Records date the estate's origins to the 18th century, and connect them to Jean Saint-Marc du Latourblanche, treasurer-general to Louis XIV. Following the French Revolution, the estate was owned by Pierre Pécherie, but a later owner, the German Frederic Focke raised the reputation of the winery, and was for a period credited with bringing the tradition of sweet white wine to Sauternes from his Rhine origins. After the rewarding outcome of the 1855 Classification and Focke's death, the estate was eventually acquired by Daniel "Osiris" Iffla who among several patriotic acts, testamented La Tour Blanche to the State upon his death in 1907, on the condition it would become an agricultural college.
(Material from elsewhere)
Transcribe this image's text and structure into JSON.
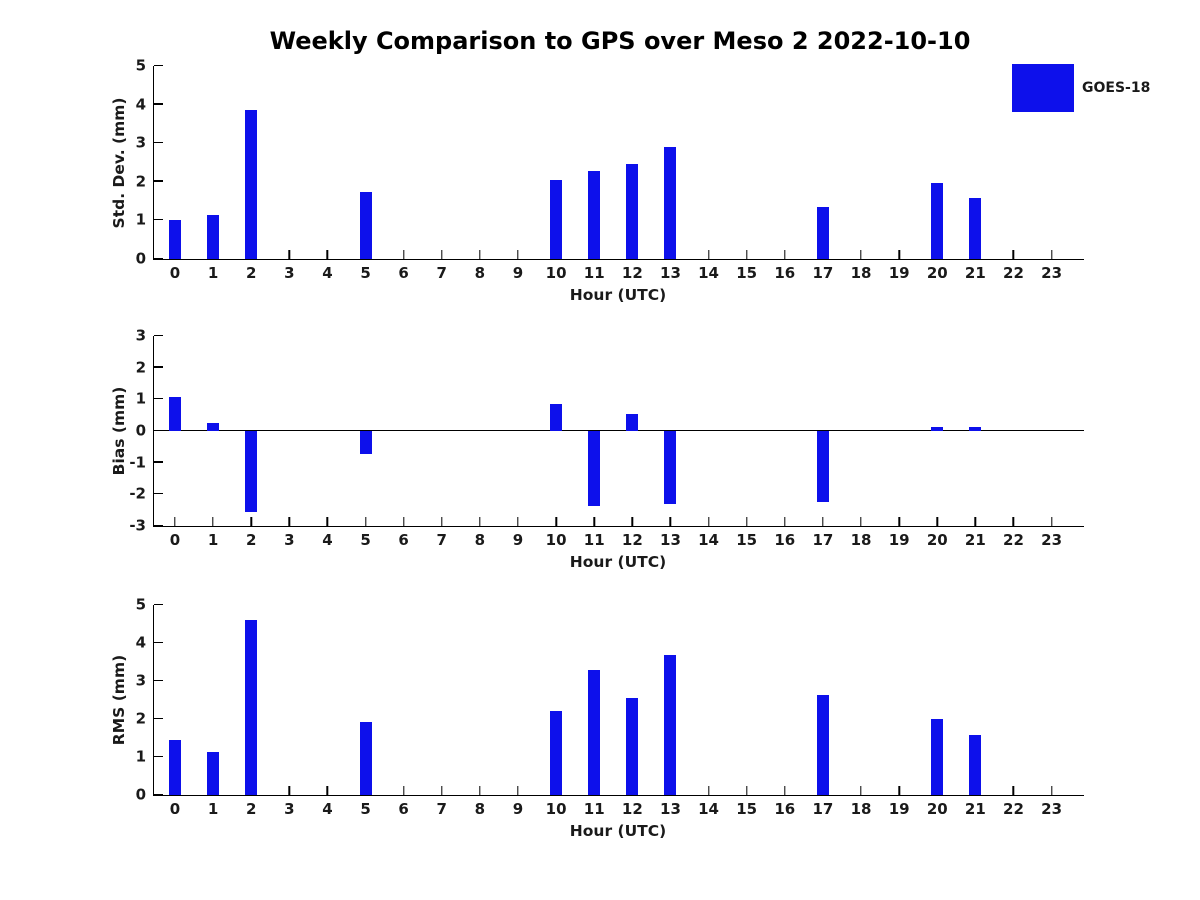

From 1911, the La Tour Blanche School of Viticulture and Oenology has been responsible for education and training of wine industry professionals, as well as running La Tour Blanche as a classed winery.

==Production==
The estate contains 65 ha with grape varieties of 83% Sémillon, 12% Sauvignon blanc and 5% Muscadelle, as well as a smaller cultivation of the red grape varieties Merlot, Cabernet Franc and Cabernet Sauvignon. Annual production averages 4,000 cases of La Tour Blanche, in addition to the Second wine Les Charmilles de La Tour Blanche, annually averaging 1,250 cases.

In smaller quantities, the estate produces the dry white wine Les Jardins de Thinoy, the dry white wine Isis, the demi-sec Osiris, and the red wine Cru de Cinquet.